The mystery of Utsuro-bune
Utsuro-bunae translates as “Hollow ship” and this most fascinating legend dates back to 1803, relatively close in the sands of time. Tracing its origins to the northern beaches of what is now modern day Tokyo. A large disc shaped vessel washed up upon the shore. There is descriptions of the ‘ship’ having a layer of red paint on the upper side as well as what we call windows to see into the vessel. When the local people investigated inside; they found inside a young, beautiful woman. She didn’t speak in a language that the Japanese people could readily identify, there were written inscriptions inside the craft that they couldn’t understand (possibly the same language) and large inscriptions on the outside of the vessel, and she was clutching a golden box that she wouldn’t let anyone else touch. The woman lived into her old age with peoples of Japan.
In Japan there is a practise, where widowed lovers kept the head of their deceased partner in a box, that they took everywhere. However, the box this woman clutched was a little bit different from the ones traditionally used for that.
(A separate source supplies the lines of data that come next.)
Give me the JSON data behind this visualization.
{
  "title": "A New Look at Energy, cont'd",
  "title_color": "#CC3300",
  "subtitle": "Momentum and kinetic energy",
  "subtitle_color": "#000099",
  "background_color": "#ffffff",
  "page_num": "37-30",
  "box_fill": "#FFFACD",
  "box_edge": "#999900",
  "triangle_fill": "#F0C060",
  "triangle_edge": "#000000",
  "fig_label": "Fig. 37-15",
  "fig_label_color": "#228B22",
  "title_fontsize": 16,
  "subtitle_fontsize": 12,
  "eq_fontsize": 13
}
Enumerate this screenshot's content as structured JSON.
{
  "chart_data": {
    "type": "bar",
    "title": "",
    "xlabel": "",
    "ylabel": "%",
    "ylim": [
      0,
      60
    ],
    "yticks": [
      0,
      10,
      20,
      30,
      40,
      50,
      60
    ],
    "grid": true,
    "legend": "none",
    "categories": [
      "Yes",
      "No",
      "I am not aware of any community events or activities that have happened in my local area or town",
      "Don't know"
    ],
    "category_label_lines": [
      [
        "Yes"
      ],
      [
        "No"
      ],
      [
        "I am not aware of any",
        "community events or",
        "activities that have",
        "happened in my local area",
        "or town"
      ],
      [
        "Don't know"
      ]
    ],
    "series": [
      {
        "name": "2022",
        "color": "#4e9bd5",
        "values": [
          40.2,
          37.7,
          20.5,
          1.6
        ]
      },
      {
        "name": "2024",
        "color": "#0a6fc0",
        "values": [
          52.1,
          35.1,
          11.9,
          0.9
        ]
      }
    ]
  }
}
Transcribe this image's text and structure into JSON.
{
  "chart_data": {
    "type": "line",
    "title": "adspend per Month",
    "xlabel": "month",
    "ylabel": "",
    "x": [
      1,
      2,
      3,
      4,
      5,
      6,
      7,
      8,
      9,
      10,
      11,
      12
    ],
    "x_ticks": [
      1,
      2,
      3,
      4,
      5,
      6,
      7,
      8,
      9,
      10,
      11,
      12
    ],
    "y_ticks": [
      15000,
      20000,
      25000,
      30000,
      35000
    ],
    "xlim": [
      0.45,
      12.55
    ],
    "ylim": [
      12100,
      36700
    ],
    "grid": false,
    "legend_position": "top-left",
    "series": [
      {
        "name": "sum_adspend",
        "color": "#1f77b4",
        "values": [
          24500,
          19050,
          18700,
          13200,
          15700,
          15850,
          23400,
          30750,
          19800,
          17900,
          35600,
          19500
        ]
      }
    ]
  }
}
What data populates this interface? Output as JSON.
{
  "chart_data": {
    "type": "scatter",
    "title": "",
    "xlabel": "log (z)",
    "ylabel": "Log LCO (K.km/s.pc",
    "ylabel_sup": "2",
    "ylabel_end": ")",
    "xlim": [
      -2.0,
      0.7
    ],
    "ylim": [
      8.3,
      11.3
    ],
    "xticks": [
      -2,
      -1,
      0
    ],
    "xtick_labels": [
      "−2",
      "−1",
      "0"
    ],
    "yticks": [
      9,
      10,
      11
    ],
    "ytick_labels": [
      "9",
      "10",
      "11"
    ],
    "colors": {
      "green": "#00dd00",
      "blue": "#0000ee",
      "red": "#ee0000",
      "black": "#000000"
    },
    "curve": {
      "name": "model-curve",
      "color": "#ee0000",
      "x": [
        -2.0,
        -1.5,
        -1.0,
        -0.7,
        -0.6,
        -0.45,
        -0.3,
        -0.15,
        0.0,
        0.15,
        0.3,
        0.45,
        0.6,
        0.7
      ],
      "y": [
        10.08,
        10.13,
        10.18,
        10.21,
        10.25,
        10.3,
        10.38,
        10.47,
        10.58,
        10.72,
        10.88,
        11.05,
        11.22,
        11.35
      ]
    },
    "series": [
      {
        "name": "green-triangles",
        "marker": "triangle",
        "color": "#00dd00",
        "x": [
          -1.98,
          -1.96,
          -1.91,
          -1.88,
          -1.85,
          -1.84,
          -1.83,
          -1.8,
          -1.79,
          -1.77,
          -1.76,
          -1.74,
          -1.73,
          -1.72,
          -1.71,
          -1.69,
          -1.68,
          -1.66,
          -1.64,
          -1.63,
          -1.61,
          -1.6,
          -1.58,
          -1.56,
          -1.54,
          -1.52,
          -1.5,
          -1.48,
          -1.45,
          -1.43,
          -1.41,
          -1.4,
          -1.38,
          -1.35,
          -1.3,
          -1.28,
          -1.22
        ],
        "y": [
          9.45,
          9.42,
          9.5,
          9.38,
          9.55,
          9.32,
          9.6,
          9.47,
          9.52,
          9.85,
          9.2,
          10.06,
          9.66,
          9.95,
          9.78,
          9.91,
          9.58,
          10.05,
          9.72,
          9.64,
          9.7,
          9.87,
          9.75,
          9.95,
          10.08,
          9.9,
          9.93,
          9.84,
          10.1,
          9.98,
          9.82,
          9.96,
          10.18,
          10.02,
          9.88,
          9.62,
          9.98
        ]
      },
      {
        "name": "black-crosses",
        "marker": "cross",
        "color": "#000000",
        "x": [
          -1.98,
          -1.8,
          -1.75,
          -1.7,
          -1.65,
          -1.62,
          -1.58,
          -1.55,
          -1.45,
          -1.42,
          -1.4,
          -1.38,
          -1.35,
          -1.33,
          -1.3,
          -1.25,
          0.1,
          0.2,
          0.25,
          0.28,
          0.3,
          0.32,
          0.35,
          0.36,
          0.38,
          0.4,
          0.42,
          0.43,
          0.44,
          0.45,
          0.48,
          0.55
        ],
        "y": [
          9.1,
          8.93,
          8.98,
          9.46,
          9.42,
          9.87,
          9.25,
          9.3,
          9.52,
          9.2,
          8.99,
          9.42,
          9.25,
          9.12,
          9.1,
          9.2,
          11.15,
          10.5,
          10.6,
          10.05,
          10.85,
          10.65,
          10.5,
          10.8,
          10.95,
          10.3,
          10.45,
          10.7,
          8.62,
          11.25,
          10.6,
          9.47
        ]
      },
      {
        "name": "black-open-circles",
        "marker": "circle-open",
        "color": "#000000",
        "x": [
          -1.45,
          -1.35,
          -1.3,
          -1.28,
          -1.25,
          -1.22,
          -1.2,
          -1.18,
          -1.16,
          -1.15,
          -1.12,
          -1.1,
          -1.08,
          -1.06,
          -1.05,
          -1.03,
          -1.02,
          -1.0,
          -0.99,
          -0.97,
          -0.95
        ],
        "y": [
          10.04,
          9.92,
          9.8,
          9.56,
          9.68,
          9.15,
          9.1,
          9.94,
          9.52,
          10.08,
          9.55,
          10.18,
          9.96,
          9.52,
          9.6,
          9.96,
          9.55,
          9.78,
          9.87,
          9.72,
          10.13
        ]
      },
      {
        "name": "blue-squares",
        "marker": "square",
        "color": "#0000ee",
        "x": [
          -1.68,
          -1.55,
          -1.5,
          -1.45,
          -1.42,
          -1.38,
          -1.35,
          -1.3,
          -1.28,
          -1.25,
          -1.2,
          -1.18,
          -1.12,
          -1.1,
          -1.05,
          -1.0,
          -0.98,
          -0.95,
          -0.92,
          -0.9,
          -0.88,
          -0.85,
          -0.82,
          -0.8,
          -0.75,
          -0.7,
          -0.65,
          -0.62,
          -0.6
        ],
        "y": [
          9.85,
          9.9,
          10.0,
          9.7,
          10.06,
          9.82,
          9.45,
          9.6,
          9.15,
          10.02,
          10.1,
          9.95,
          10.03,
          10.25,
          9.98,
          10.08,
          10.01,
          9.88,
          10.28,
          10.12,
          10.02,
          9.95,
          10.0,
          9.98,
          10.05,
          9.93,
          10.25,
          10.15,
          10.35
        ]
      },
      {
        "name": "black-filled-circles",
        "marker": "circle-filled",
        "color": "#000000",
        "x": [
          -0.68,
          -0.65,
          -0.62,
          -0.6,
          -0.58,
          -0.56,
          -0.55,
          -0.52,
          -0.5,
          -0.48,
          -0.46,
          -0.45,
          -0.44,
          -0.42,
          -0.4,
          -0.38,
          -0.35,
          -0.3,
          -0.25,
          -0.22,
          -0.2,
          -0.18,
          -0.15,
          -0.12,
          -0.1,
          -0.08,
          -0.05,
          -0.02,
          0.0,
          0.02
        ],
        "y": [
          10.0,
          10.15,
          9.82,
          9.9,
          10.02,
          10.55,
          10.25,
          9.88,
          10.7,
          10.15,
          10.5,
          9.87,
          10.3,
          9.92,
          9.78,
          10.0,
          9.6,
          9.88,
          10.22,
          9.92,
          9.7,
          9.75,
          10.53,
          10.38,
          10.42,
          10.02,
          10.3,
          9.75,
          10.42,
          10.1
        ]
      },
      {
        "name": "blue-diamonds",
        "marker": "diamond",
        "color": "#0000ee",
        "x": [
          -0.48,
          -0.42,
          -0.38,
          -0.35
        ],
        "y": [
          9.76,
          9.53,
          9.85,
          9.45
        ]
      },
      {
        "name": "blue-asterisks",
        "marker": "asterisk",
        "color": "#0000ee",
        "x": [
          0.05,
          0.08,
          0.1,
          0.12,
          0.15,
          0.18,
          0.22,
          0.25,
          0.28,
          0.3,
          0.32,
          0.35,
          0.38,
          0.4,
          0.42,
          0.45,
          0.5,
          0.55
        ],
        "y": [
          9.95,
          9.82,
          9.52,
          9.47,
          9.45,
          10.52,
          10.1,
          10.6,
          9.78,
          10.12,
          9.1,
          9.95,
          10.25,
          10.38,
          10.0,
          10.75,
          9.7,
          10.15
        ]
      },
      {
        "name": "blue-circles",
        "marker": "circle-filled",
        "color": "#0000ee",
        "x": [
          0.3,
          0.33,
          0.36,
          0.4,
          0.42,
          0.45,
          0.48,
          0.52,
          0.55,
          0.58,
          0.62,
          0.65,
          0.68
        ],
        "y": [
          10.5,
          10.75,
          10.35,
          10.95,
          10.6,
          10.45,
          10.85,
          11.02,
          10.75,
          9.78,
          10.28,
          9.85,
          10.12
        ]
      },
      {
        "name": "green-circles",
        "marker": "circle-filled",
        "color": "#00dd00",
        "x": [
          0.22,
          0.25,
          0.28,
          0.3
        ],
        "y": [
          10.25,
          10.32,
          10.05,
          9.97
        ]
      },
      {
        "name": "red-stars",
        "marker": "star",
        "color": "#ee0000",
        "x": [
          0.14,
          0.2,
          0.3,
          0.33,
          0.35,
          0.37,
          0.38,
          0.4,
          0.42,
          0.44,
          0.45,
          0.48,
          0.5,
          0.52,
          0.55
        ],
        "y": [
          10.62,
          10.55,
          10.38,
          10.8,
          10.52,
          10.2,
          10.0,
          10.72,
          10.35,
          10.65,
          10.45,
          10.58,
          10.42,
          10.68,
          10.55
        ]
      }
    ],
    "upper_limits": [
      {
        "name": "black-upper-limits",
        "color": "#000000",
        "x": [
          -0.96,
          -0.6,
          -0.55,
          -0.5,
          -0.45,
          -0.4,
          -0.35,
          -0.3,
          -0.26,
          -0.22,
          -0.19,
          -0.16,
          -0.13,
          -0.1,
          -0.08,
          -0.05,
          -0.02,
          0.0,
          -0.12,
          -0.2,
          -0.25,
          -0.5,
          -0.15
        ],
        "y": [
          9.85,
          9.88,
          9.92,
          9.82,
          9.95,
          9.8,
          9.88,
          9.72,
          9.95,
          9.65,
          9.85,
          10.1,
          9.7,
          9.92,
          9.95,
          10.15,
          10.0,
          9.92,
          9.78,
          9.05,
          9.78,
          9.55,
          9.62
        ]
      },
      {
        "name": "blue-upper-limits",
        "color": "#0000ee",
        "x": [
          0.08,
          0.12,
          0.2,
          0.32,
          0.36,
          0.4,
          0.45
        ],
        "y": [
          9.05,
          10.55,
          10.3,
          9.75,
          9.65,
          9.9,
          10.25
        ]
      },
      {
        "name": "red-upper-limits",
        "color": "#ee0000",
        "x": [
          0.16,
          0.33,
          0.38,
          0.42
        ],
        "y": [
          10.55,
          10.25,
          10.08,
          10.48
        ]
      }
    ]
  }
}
The legend of the ‘Utsuro-bunae’ or ‘Hollow Ship’, This legend has puzzled historians and researchers for a century or so since it occurred, is there indeed a possibility that it came from the area of the submerged megalith structure the Yoneguni monument nearby? Five different pictures of this craft have survived in different areas of Japan, and they all depict the hollow, disc shaped craft and the same story associated with it.